Catalan leaders, police chief accused of sedition


Sat, Oct 07, 2017 - Page 7

Catalonia’s police chief and prominent separatist leaders yesterday appeared in court accused of sedition over unrest in the region’s contested independence drive, escalating Spain’s volatile political conflict.

The national courts cracked down after threats by Catalan leaders to unilaterally declare independence in Spain’s deepest political crisis in a generation.

The national government has vowed to block the move, which Catalan leaders say could come as soon as Monday.

Catalonia’s second-biggest bank said it was shifting its legal headquarters out of the region due to the turbulence.

Catalan regional police chief Josep Lluis Trapero was accused of failing to rein in protesters who clashed last month with national security forces who raided regional government offices in a crackdown against the independence drive.

Trapero went before an investigating judge at Madrid’s National Court, followed by two other defendants: the leaders of Catalonia’s two most prominent pro-independence civil groups — Jordi Cuixart of Omnium Cultural and Jordi Sanchez of the Catalan National Assembly (ANC).

A fourth defendant, senior Catalan police official Teresa Laplana, was due to appear before the judge by video link for health reasons, court officials said.

Tension mounted this week after Catalan leaders on Sunday pushed ahead with an independence referendum, defying the national government and courts.

The vote was marred by violence as national security forces beat unarmed voters and shut down some polling stations.

While lashing out at the central government’s “catastrophic” handling of the crisis, Catalan President Carles Puigdemont said he was open to mediation.

However, Spanish Prime Minister Mariano Rajoy’s office said that the government “will not accept blackmail.”

The Spanish Constitutional Court on Thursday ordered the suspension of a session scheduled for Monday in the Catalan parliament at which some leaders have called for an independence declaration.

If Catalonia declares independence, Spain could respond by suspending the region’s existing autonomous status and imposing direct rule from Madrid.

Catalan Parliament Speaker Carme Forcadell said such a move “would just increase support for the pro-independence side.”

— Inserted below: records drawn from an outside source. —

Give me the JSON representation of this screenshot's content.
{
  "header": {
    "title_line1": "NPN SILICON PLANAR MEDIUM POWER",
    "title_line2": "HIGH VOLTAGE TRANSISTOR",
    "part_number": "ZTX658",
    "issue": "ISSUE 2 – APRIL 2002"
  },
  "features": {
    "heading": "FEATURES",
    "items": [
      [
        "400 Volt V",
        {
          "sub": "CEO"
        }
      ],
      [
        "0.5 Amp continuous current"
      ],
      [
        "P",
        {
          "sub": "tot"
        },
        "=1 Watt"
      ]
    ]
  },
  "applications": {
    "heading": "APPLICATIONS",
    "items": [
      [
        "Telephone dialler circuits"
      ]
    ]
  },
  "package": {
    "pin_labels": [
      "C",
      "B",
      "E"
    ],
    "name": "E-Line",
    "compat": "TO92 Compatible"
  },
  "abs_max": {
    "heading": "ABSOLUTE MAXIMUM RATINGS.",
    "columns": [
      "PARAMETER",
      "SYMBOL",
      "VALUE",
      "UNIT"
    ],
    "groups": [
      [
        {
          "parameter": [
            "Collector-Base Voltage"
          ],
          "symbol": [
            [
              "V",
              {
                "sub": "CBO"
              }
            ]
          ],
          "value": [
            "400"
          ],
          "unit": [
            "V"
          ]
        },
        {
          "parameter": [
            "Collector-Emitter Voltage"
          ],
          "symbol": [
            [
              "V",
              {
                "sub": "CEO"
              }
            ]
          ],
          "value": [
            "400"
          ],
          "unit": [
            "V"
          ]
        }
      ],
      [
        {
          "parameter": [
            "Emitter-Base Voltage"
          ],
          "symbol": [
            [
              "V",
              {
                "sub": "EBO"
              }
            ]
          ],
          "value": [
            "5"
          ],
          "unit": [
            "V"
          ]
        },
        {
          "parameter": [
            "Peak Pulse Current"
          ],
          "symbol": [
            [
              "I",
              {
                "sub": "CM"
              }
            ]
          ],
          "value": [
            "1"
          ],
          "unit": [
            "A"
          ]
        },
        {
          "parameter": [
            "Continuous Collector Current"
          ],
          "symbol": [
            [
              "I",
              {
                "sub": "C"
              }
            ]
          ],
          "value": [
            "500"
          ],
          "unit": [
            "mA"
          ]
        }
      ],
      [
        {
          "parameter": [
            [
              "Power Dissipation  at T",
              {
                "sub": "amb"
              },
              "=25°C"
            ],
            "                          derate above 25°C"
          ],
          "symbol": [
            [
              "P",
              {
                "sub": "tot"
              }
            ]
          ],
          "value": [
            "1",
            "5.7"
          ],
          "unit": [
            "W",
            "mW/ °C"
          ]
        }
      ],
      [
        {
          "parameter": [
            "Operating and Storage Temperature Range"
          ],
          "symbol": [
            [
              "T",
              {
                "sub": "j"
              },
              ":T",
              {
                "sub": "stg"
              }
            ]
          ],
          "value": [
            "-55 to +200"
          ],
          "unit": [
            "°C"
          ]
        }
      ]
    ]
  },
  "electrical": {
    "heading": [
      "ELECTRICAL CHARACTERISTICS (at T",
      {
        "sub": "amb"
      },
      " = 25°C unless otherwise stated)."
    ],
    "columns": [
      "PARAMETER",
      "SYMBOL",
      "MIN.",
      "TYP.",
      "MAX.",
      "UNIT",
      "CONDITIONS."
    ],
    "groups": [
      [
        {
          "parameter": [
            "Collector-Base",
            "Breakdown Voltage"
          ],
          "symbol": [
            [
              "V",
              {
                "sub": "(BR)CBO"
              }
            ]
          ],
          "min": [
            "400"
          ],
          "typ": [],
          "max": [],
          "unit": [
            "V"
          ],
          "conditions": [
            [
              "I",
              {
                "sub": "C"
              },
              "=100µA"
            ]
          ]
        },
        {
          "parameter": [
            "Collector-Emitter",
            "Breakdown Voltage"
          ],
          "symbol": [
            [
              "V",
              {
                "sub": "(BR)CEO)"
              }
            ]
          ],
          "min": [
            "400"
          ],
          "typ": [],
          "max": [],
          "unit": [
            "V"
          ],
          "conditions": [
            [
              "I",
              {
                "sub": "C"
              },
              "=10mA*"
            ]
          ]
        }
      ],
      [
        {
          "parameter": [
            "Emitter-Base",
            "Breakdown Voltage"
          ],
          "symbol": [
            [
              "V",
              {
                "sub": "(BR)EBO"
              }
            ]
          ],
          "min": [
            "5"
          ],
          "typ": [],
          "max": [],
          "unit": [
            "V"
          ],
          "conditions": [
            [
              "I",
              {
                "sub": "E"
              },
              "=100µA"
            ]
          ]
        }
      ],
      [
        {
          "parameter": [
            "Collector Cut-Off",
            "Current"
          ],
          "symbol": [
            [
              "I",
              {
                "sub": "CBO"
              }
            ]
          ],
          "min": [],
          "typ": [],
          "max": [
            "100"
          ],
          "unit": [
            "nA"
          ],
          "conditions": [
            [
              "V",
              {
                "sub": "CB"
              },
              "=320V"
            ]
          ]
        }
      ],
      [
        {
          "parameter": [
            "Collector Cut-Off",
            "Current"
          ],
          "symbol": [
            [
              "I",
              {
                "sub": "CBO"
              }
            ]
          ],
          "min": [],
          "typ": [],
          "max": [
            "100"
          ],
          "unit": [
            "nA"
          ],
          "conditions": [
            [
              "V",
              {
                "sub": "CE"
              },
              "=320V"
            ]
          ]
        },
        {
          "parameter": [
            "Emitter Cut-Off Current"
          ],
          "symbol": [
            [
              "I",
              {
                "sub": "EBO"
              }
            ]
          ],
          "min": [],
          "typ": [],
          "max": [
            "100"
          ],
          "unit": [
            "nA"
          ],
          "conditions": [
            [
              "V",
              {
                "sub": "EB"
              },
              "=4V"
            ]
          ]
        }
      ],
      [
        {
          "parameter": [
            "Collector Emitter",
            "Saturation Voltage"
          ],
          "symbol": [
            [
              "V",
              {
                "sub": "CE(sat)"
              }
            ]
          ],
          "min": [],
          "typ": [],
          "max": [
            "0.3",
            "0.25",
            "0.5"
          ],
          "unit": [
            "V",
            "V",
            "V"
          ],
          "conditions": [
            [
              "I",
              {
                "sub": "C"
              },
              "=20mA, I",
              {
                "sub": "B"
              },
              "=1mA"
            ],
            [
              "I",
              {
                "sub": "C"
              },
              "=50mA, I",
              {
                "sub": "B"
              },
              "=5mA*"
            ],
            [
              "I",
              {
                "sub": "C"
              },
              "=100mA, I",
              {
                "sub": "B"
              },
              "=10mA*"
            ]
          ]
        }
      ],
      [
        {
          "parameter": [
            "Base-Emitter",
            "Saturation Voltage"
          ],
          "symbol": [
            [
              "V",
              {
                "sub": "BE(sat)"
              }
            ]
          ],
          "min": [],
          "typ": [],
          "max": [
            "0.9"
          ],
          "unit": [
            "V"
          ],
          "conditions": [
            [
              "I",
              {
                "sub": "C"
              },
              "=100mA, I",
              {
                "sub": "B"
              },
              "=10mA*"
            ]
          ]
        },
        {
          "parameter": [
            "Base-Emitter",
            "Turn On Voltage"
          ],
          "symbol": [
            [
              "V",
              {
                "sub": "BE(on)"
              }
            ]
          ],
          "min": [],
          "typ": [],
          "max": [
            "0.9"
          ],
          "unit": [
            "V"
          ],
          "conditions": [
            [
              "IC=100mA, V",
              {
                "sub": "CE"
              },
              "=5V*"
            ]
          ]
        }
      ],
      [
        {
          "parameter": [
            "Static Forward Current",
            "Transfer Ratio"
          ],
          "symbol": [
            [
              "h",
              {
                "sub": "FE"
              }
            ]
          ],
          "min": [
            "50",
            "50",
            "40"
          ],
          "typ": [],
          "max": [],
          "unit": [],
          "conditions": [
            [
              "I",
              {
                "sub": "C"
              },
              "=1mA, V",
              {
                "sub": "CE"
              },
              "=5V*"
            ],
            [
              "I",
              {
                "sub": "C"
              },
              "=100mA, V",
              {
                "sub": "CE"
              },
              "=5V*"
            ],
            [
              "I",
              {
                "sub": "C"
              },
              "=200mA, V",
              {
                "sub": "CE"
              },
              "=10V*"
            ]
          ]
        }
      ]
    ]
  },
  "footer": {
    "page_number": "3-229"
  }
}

She appeared to hint that the regional parliament would push on with Monday’s session, despite the court ban, rejecting the ruling as a breach of “freedom of expression.”

That set up Monday’s planned session as a potential flashpoint, raising the question of how the Spanish state would respond.

Sunday’s violence appalled people everywhere, including Catalans opposed to independence.

With its own language and cultural traditions, demands for independence in Catalonia date back centuries, but have surged during recent years of economic crisis.

Catalonia is the nation’s richest region, accounting for a fifth of the economy, and is home to thousands of domestic and foreign companies employing millions of people.

Spain’s fifth-biggest bank, Sabadell, on Thursday decided to shift its registered domicile away from Catalonia in an administrative process expected to take a few days, a company spokesman said.

Catalonia’s biggest lender, CaixaBank, was to hold discussions yesterday about possibly shifting its legal domicile out of the region, a source close to the matter said.